In the two days and three nights while he waited John realized how much of a Powhatan he had become. The forest was no longer fearful to him. He thought how he had once seemed to be a little beetle crawling across a terrifying and infinite world. He now seemed no bigger, the Powhatan never thought of themselves as owners of the forest. He now felt as if this little beetle called John Tradescant, called Eagle, had found his place and his ordained path in this place, and that he need fear nothing since his place led him from the earth to birth and life and death and then to the earth again.

He knew there were wolves in the forest and soon they would get the scent of the elk, and so he built a rough fence of fallen branches around the carcass, and kept the fire lit. Now that he could eat well from the forest the immense labor of his English life seemed to him absurd. He could hardly remember how he had nearly starved in a wooden house set in a forest teeming with life. But then he remembered the hungry anger in Bertram’s twisted face and he knew that a man could live among plenty and never know that he was rich.

On the morning of the third day, as John methodically cut steaks of meat from the big animal’s body, he heard a tiny crackle of movement behind him and whirled around with his knife at the ready.

“Eagle, I give you greeting,” said Attone pleasantly.

Suckahanna was with him. John held out his arms to her and she came to him, her body as light as a girl in his grasp, her shoulders birdlike and bony.

“I brought your wife and my children, and some others to help cure the meat and to feast. They were hungry at home,” Attone said. “Build up the fire, they will come soon.”

John wiped Attone’s knife and returned it to him with a word of thanks and then he and Suckahanna piled John’s little brushwood fence onto his fire so that it flared up and crackled. As soon as it had burned down into hot embers Suckahanna brought large boulders from the river and heaped them with ashes to make them hot, then she laid dozens of small steaks of meat on the hot stones where they sizzled and spat. By the time the village had arrived – all those able to walk – there was meat cooked and ready for everyone.

Everyone ate a little, no one ate to excess. Everyone sighed at the end of a couple of mouthfuls and said “Good. Good,” as if they had attended a banquet of forty-four courses in Whitehall. Then they all stretched out in the bright winter sunshine and dozed for a little while.

When the shadows lengthened, they set to work. The women made a temporary long house by pegging down saplings and weaving bark and leaves through the twigs. The men set up drying poles for the skin of the beast, and enlarged the fire for cooking and smoking the meat. The children were sent out to gather wood for the fires and for another, wider fence, to encircle the smoking meat and the long house. By sunset, when they all went down to the water to pray and to send the smoking leaves of tobacco downriver, glowing in the darkness, they had a little fortified camp: safe against wolves, defensible in case of attack.

It took another two days for the elk to be butchered thoroughly, smoked and packed ready for carriage back to the village.

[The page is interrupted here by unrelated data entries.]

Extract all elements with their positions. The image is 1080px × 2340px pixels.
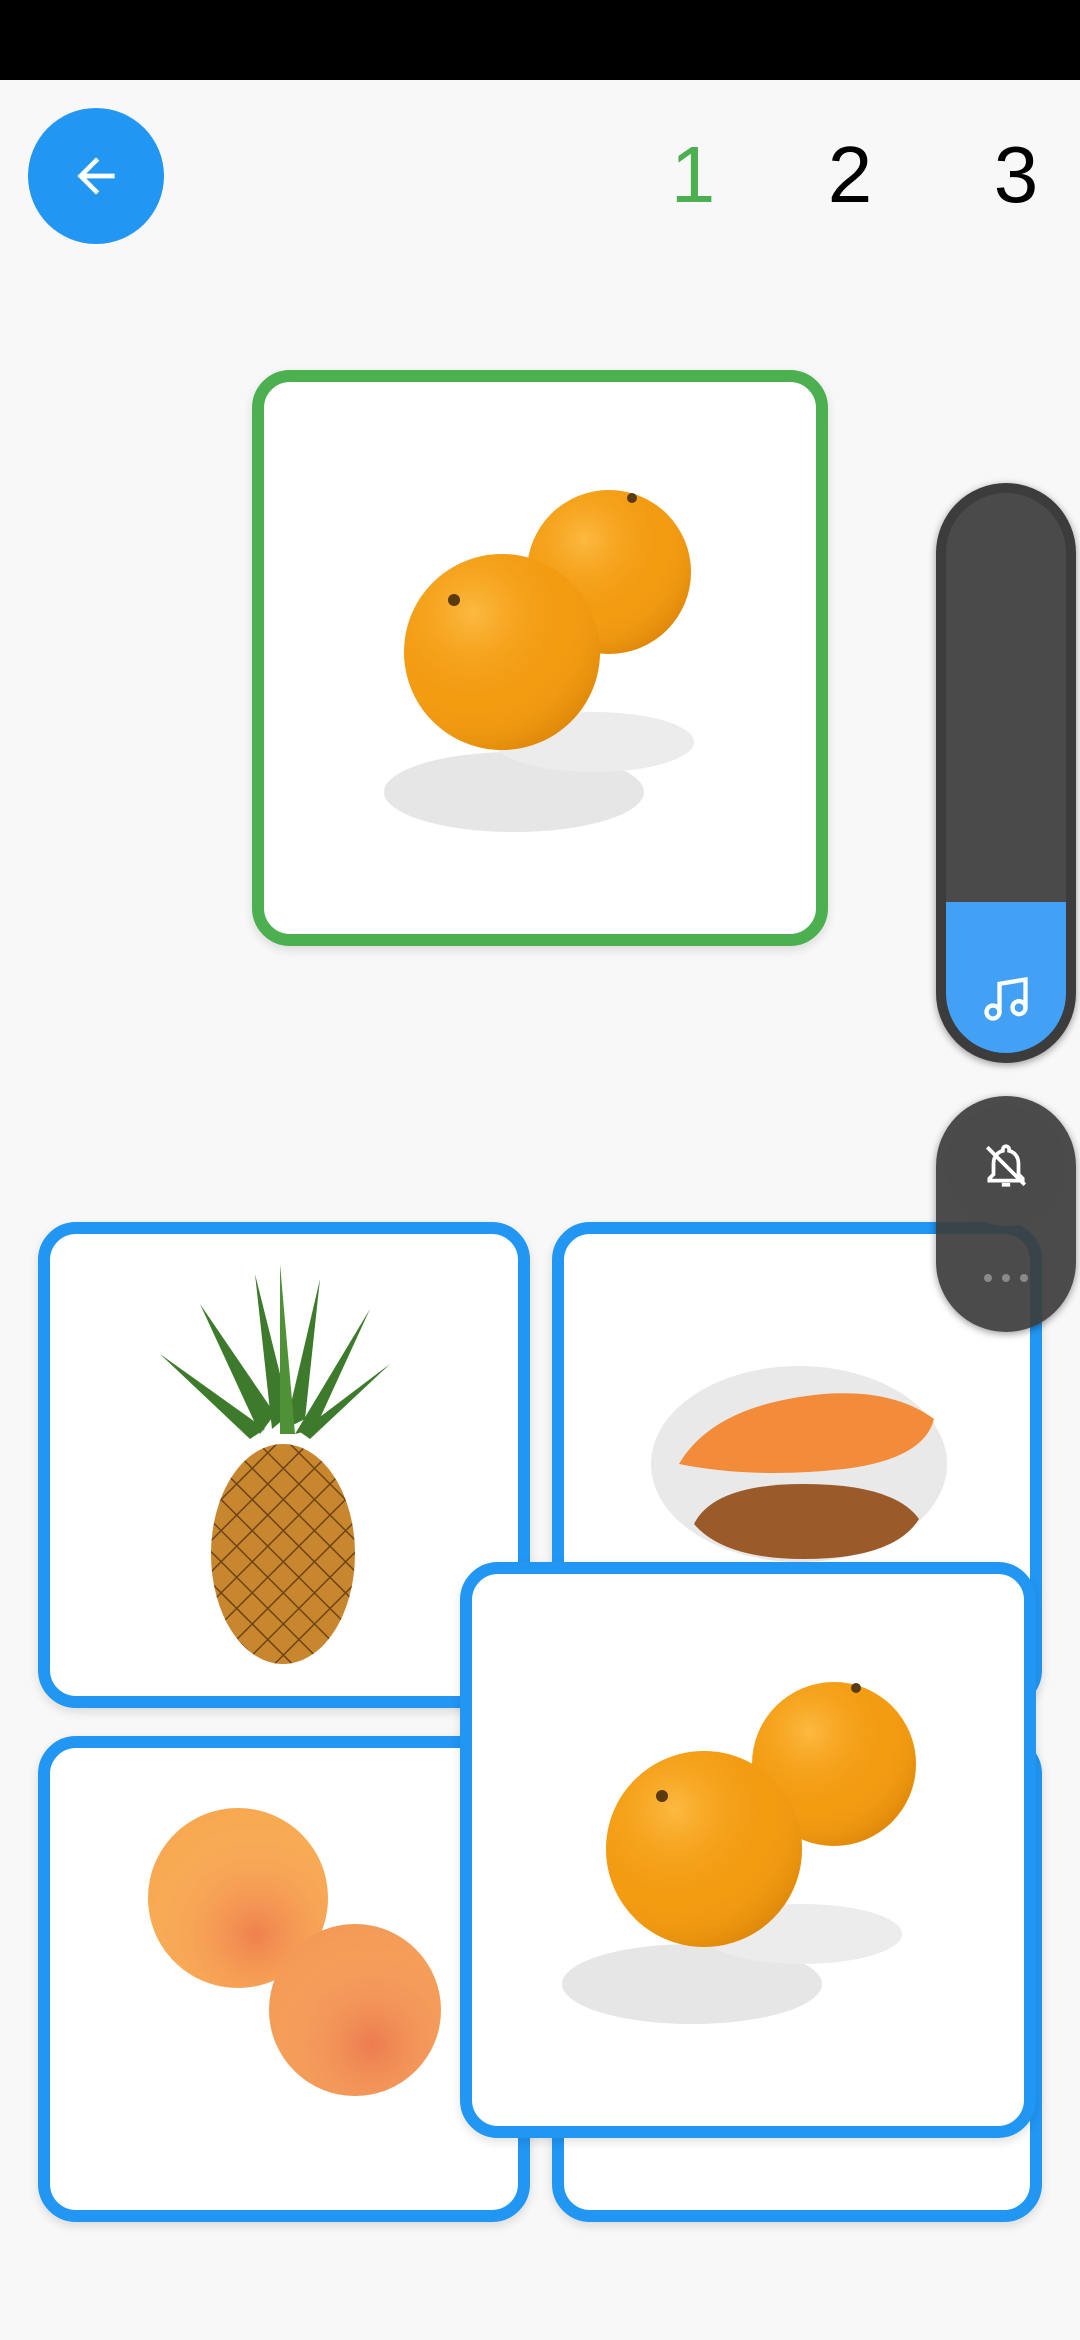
back-button[interactable]	[28, 108, 164, 244]
step-1[interactable]: 1	[653, 120, 733, 230]
pineapple-image	[160, 1264, 390, 1664]
ringer-panel	[936, 1096, 1076, 1332]
arrow-left-icon	[77, 157, 115, 195]
step-3[interactable]: 3	[976, 120, 1056, 230]
choice-card-pineapple[interactable]	[38, 1222, 530, 1708]
orange-image	[562, 1682, 916, 2024]
volume-slider[interactable]	[946, 493, 1066, 1053]
status-bar	[0, 0, 1080, 80]
music-note-icon	[984, 976, 1028, 1021]
dragged-card-orange[interactable]	[460, 1562, 1036, 2138]
step-indicator: 1 2 3	[600, 120, 1080, 230]
orange-image	[384, 490, 694, 832]
peach-image	[148, 1808, 441, 2096]
target-card-orange	[252, 370, 828, 946]
bell-off-icon	[985, 1144, 1027, 1187]
ringer-mode-button[interactable]	[946, 1106, 1066, 1226]
choice-card-peach[interactable]	[38, 1736, 530, 2222]
more-horizontal-icon[interactable]	[982, 1271, 1030, 1285]
step-2[interactable]: 2	[810, 120, 890, 230]
volume-panel[interactable]	[936, 483, 1076, 1063]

After the first day a couple of fast-running braves had taken the first consignment back to the village for the elderly and the very young, and those too sick to travel into the forest. The skin was tanned and ready, the meat was smoked. The bones were gathered and tied into a great bundle. Suckahanna poured water over the fires and scuffed the embers with her foot. The women untied the saplings and they sprang back up. It was clear that there had been a house on the site but by spring there would be no mark on the ground; and that was what they wanted. Not only to keep their ways and their paths a secret, but because the forest must be a home to the elk as well as to the Powhatan, and elk will not come near a village nor even a trace of one.